Specialist
Former director at Sunrun Inc
Agenda
- US clean energy policy drivers, focusing on Inflation Reduction Act and California NEM (Net Energy Metering) 3.0
- Solar and storage bundling and net customer creation cost drivers
- Key player positioning and installation growth outlook in markets such as Texas
Questions
1.
What impact could we see from the clean energy component of the Inflation Reduction Act on US solar installers given the extension of solar tax credits, increased domestic solar spending, manufacturing subsidies and so on?
2.
Would you say the solar tax credit extensions are pivotal to the industry’s continued growth? Would industry growth have been able to stand up on its own without the ITC [investment tax credit]?
3.
Do you expect quite a bit of dislocation between federal policy and the favourable parts of the Inflation Reduction Act for the solar industry and what’s going on at the state level?
4.
How could NEM [Net Energy Metering] 3.0 in California flesh out given it’s such a large solar market?
5.
How severe would an incremental USD 1 per kilowatt on the access fee over USD 2 per kilowatt be for the Californian solar market? If we think about USD 2-8, would there be a large impact on solar growth in the state?
6.
Do you consider the imposition of grid access fees to be necessary long term, so even if we don’t see it with NEM 3.0, it will be imposed eventually anyway to counteract grid congestion?
7.
Do you expect policy leakage when we look at California and other key states in the US solar market? Could net metering policy tighten across the US in the near-to-medium term?
8.
Who could be the biggest losers from grid access charges in California across the main installers, including Sunrun, Sunnova, SunPower and SolarCity? Who is the major market share owner in the state?
9.
Could you clarify what you mean by long-term oversubscription risk on the low-income community credit?
10.
How should we think about the interplay among the key policy items that we’re seeing on the horizon, including the Inflation Reduction Act and the infrastructure bill? How could the US solar market evolve with regards to linkages with EV credits, battery incentives and so on?
11.
How much value accretion could come from bundling and energy-as-a-service to key solar installers?

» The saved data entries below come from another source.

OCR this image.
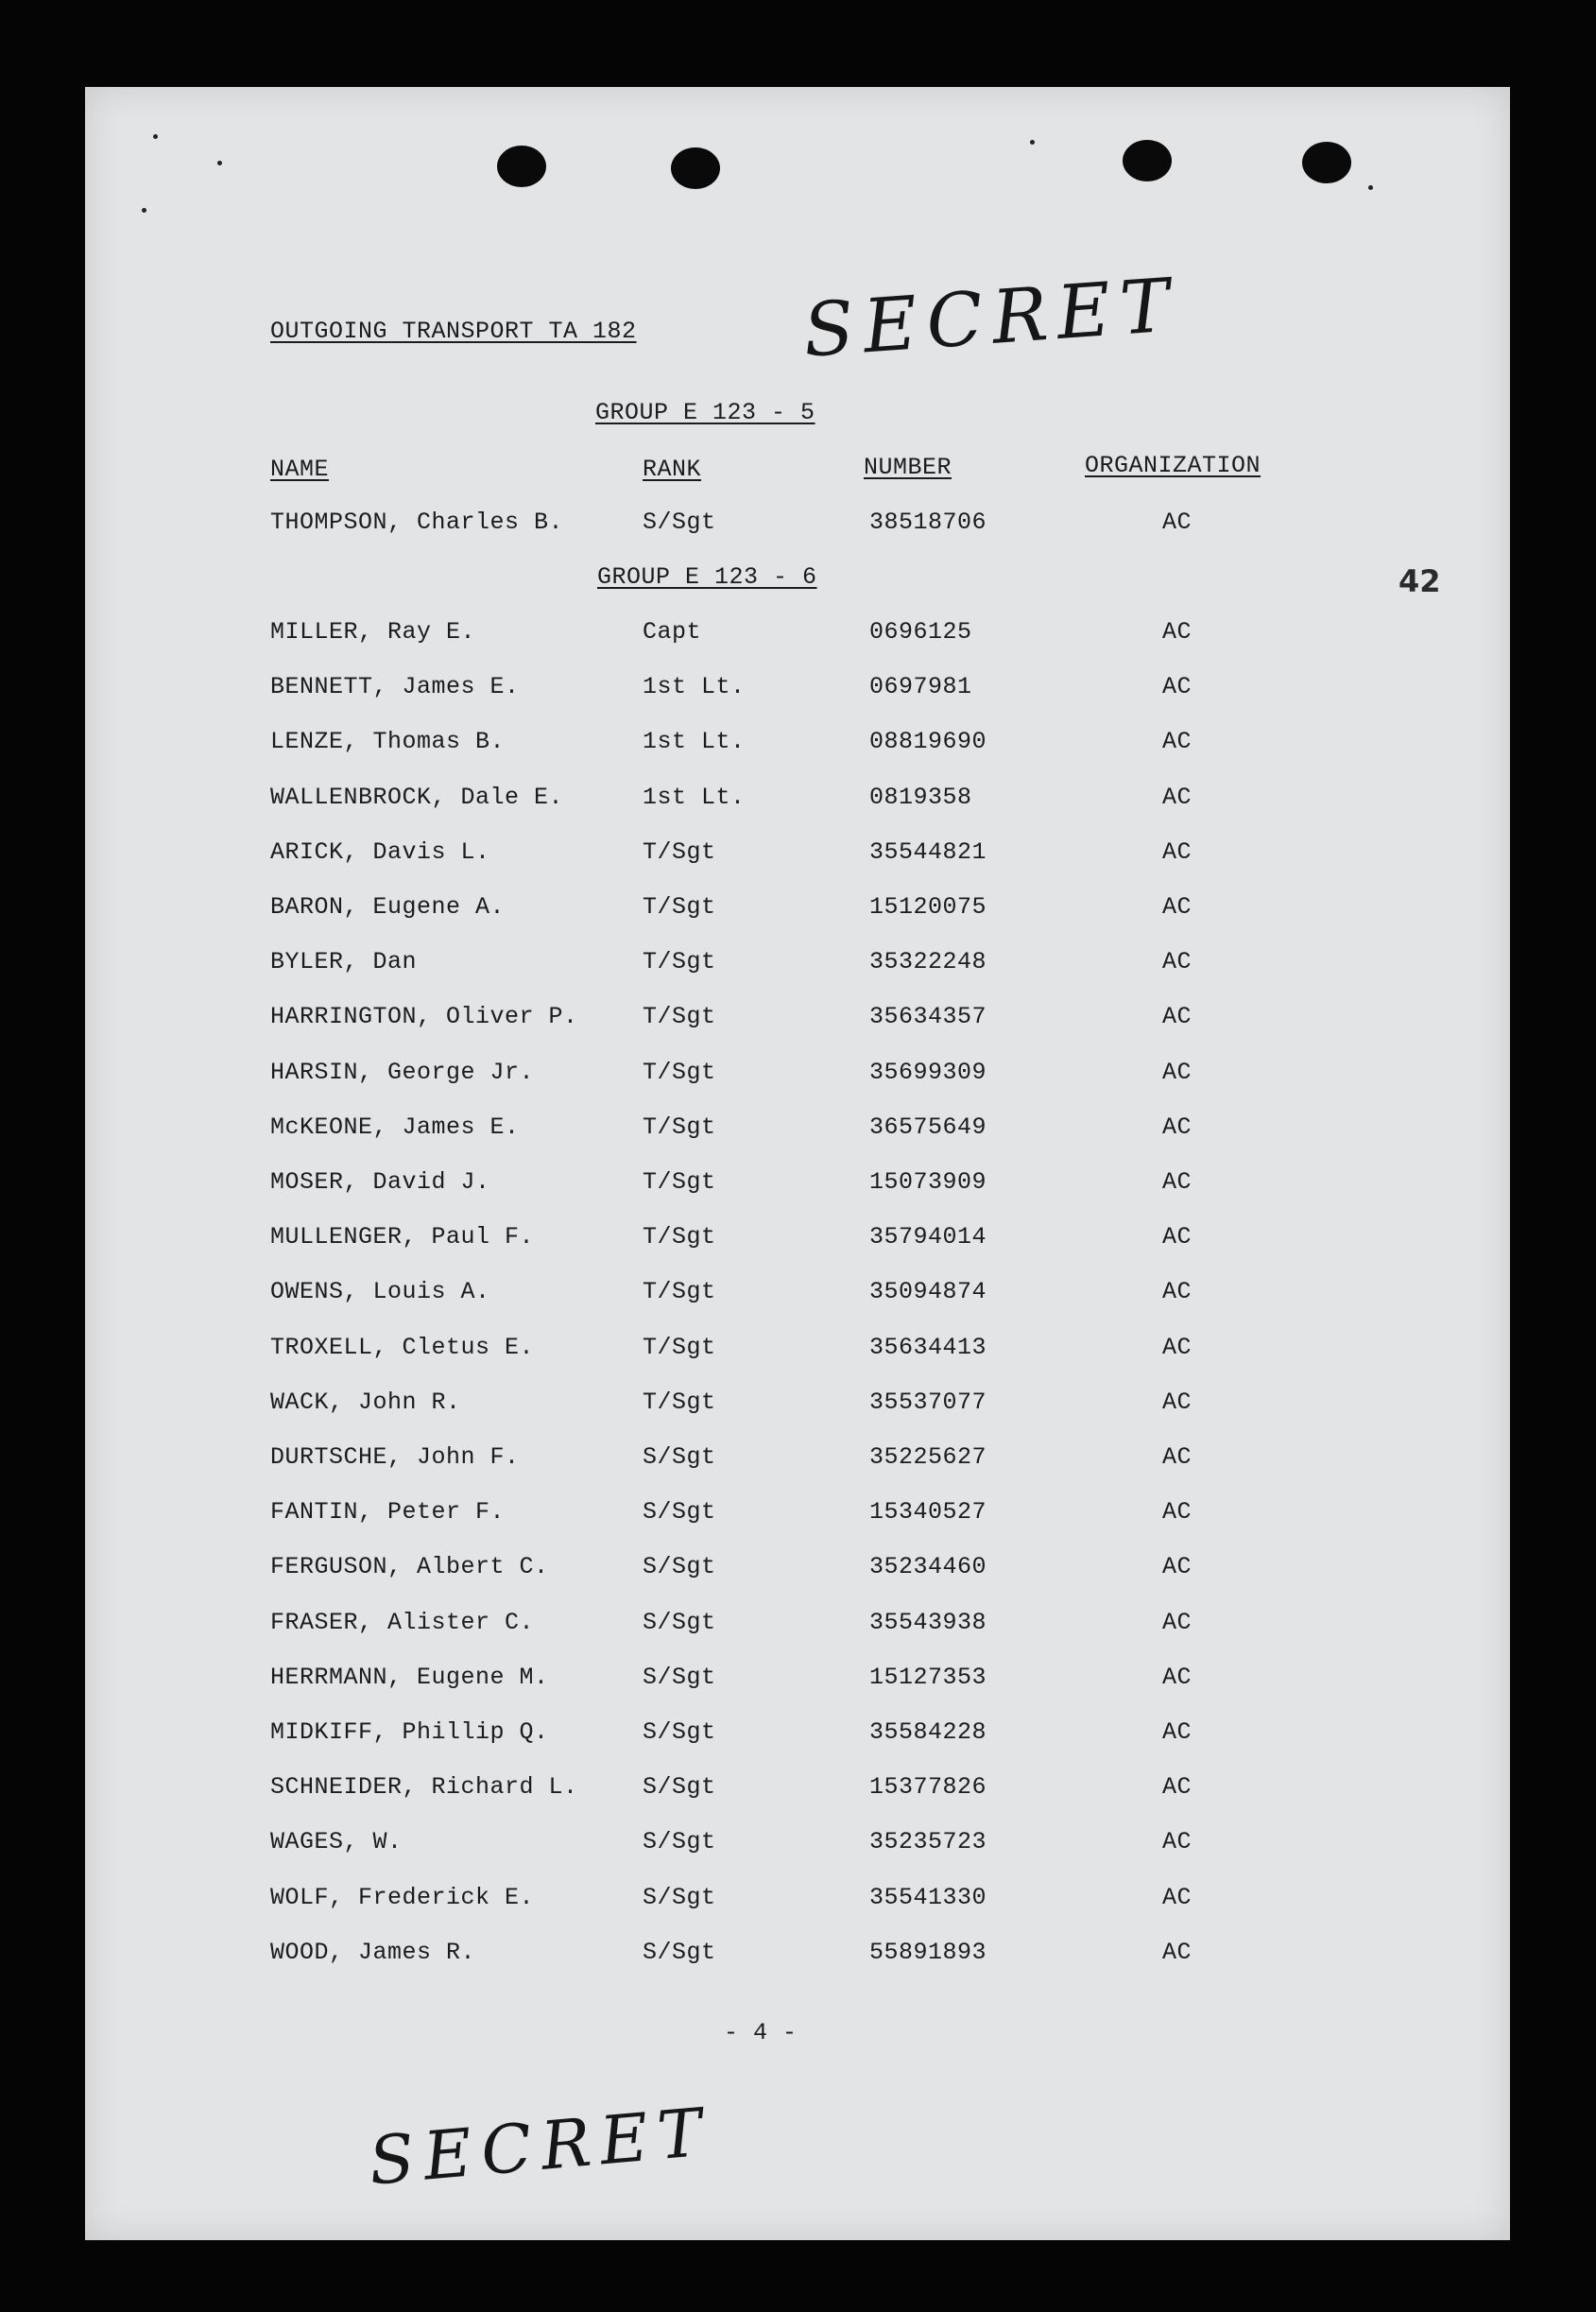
OUTGOING TRANSPORT TA 182 SECRET
42
GROUP E 123 - 5
NAME	RANK	NUMBER	ORGANIZATION
THOMPSON, Charles B.	S/Sgt	38518706	AC
GROUP E 123 - 6
MILLER, Ray E.	Capt	0696125	AC
BENNETT, James E.	1st Lt.	0697981	AC
LENZE, Thomas B.	1st Lt.	08819690	AC
WALLENBROCK, Dale E.	1st Lt.	0819358	AC
ARICK, Davis L.	T/Sgt	35544821	AC
BARON, Eugene A.	T/Sgt	15120075	AC
BYLER, Dan	T/Sgt	35322248	AC
HARRINGTON, Oliver P.	T/Sgt	35634357	AC
HARSIN, George Jr.	T/Sgt	35699309	AC
McKEONE, James E.	T/Sgt	36575649	AC
MOSER, David J.	T/Sgt	15073909	AC
MULLENGER, Paul F.	T/Sgt	35794014	AC
OWENS, Louis A.	T/Sgt	35094874	AC
TROXELL, Cletus E.	T/Sgt	35634413	AC
WACK, John R.	T/Sgt	35537077	AC
DURTSCHE, John F.	S/Sgt	35225627	AC
FANTIN, Peter F.	S/Sgt	15340527	AC
FERGUSON, Albert C.	S/Sgt	35234460	AC
FRASER, Alister C.	S/Sgt	35543938	AC
HERRMANN, Eugene M.	S/Sgt	15127353	AC
MIDKIFF, Phillip Q.	S/Sgt	35584228	AC
SCHNEIDER, Richard L.	S/Sgt	15377826	AC
WAGES, W.	S/Sgt	35235723	AC
WOLF, Frederick E.	S/Sgt	35541330	AC
WOOD, James R.	S/Sgt	55891893	AC
- 4 -
SECRET
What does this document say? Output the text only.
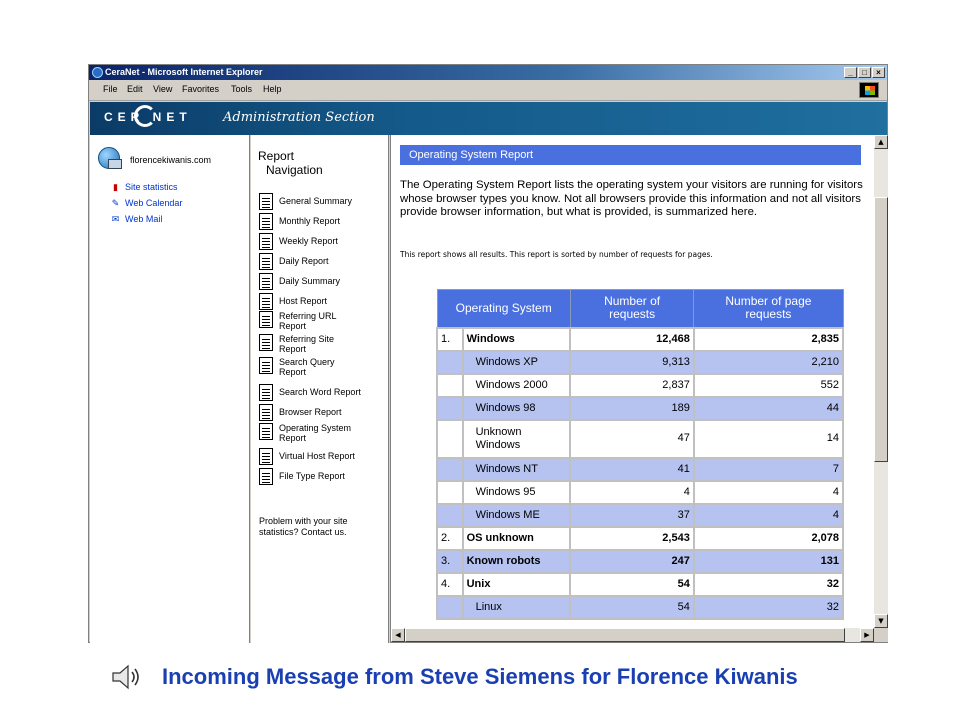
CeraNet - Microsoft Internet Explorer	_	□	×
File Edit View Favorites Tools Help
CER NET Administration Section
florencekiwanis.com
▮ Site statistics
✎ Web Calendar
✉ Web Mail
Report
Navigation
General Summary
Monthly Report
Weekly Report
Daily Report
Daily Summary
Host Report
Referring URL Report
Referring Site Report
Search Query Report
Search Word Report
Browser Report
Operating System Report
Virtual Host Report
File Type Report
Problem with your site statistics? Contact us.
Operating System Report
The Operating System Report lists the operating system your visitors are running for visitors whose browser types you know. Not all browsers provide this information and not all visitors provide browser information, but what is provided, is summarized here.
This report shows all results. This report is sorted by number of requests for pages.
Operating System		Number of requests	Number of page requests
1.	Windows	12,468	2,835
	Windows XP	9,313	2,210
	Windows 2000	2,837	552
	Windows 98	189	44
	Unknown Windows	47	14
	Windows NT	41	7
	Windows 95	4	4
	Windows ME	37	4
2.	OS unknown	2,543	2,078
3.	Known robots	247	131
4.	Unix	54	32
	Linux	54	32
▲
▼
◀	▶
Incoming Message from Steve Siemens for Florence Kiwanis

Now that we’ve not just got the solar system and the modules but the battery and EV charging systems, some of this will obviously have to come from partnerships, but is there significant value accretion when we think about the current lifetime value of the customer relative to what it could evolve to with bundling?
12.
Which key player is probably best-positioned to benefit from offering products and services under one bundle?
13.
How sensitive or insulated are players regarding what’s going on at the policy level? Are certain installers more sensitive to what happens on the policy stage than others that have more robust, standalone operating models?
14.
What’s your outlook on net creation cost, to use a Sunrun metric? What are your thoughts on this when we think about CAC [customer acquisition cost], installation cost and how the policy framework that we’re looking at could impact this, as well as the inflationary environment and recessionary conditions that are emerging?
15.
Why was Texas previously inoperable if it’s now the key growth market in the near term? How do we think about the penetration cost here for installers? What would it take to get a foot in the door and work towards similar penetration to that in California?
16.
The industry perhaps has a golden window of opportunity with the Inflation Reduction Act, the infrastructure bill and utility rates being so high based on fossil fuel prices. If major installers get outsized installation growth in new markets such as ERCOT [Electric Reliability Council of Texas], would they be sticky or transitory?